In that same tradition, that number is “cursed” because Judas Iscariot occupied that position at the Last Supper, in addition to the fact that the antichrist is mentioned in chapter 13 of the Book of Revelation. It is also said that witches gather in groups of 12 because the thirteenth place belongs to the Devil. All these, of course, are legends that give way to superstitions and, in the most extreme cases, irrational fears such as triskaidekaphobia.
What is triscaidecaphobia?
While there is no evidence that the number 13 has any kind of positive or negative influence on people’s lives, triskaidekaphobia is quite real. It is the irrational fear of the number 13. If you are a person with some degree of triskaidekaphobia, you would probably prefer not to sit in the 13th seat on a bus or stay on the 13th floor of a hotel. The phobia can be relatively common, and that is why the number is omitted when it comes to rooms, buildings, or airplane seats.
Triskaidekaphobia is not to be confused with paraskevidekatriaphobia, which is the phobia of Friday the 13th (the day and probably also the 80s’ movie). The fear of Tuesday the 13th in Hispanic countries is called trezidavomartiophobia.

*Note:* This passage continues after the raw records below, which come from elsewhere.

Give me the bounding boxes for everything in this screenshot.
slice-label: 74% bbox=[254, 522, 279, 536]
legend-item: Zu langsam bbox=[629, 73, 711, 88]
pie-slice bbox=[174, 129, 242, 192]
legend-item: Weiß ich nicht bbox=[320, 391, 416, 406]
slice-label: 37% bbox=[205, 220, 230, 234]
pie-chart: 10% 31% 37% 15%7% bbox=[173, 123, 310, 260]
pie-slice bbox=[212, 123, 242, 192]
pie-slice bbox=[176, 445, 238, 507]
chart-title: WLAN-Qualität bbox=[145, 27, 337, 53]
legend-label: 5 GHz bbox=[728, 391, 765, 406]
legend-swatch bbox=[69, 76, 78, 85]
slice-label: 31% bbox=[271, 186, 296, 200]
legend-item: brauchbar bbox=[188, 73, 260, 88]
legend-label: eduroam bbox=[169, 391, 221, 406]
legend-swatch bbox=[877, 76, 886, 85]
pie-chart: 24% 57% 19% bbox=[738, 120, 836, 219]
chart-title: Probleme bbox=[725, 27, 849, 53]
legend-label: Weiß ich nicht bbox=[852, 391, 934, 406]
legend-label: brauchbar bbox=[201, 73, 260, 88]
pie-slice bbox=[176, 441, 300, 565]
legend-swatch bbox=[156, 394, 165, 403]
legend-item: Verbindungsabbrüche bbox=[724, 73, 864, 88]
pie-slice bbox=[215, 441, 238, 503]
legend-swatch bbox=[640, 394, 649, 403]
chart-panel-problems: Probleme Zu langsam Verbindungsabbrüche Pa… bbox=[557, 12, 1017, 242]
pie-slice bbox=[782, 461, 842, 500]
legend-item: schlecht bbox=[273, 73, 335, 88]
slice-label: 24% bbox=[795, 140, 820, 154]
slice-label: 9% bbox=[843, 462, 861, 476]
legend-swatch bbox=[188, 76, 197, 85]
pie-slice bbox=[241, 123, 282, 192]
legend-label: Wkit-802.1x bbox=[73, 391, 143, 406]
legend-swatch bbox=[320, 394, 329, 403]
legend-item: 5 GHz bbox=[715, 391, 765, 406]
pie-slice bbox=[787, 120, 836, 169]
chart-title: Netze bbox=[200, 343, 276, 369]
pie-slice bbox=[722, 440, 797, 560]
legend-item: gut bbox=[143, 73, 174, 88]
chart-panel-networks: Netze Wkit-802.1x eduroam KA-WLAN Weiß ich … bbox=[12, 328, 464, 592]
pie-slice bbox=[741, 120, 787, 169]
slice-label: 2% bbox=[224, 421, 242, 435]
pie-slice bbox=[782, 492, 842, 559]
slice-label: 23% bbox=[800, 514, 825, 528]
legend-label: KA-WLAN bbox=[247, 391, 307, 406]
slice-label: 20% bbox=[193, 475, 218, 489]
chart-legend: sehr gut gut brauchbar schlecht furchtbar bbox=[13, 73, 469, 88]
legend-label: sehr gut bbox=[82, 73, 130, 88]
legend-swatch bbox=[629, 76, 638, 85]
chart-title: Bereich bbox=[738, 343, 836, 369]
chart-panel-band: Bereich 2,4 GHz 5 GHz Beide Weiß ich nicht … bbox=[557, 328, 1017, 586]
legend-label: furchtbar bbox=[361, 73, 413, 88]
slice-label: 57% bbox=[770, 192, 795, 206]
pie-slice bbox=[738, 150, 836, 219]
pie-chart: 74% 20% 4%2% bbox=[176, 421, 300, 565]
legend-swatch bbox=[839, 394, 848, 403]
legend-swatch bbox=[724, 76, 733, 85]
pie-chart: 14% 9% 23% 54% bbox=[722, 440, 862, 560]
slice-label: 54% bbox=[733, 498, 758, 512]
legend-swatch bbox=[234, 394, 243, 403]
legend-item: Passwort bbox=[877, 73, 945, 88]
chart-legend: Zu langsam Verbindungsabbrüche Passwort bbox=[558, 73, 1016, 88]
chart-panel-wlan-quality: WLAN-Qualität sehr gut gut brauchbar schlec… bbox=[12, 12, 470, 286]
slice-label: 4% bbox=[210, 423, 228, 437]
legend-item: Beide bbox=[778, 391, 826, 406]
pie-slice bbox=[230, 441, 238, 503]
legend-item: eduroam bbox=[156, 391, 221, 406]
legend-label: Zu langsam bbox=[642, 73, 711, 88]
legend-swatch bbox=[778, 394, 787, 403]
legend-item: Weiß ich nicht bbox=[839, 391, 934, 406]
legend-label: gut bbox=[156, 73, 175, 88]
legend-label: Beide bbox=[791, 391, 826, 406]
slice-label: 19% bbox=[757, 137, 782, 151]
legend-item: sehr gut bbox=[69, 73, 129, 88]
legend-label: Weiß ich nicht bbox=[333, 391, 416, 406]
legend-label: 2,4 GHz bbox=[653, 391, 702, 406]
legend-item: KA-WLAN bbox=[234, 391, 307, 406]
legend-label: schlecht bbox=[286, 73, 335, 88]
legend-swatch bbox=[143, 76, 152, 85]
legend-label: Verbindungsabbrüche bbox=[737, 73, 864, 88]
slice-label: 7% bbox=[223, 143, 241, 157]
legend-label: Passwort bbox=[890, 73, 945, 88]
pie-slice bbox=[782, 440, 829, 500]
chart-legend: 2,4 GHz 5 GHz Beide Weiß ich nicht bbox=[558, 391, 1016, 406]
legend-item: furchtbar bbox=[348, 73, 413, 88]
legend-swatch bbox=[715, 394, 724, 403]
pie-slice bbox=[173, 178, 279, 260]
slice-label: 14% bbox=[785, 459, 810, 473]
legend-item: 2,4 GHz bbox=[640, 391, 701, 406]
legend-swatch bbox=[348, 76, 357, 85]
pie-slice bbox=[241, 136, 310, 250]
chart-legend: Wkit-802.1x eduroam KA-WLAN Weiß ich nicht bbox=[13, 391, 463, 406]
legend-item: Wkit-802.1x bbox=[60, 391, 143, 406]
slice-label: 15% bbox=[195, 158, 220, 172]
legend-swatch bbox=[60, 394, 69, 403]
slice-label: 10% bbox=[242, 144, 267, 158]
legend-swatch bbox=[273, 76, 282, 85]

A notable triskaidekaphobia person was the German painter and composer Arnold Schönberg. He was the creator of the technique of dodecaphonism (series of 12 notes) and the leader of the Second Viennese School. It is said that Schönberg had an irrational fear of the number 13, something that had to do with the date of his birth: September 13, 1874. Coincidentally, the composer died on July 13, 1951.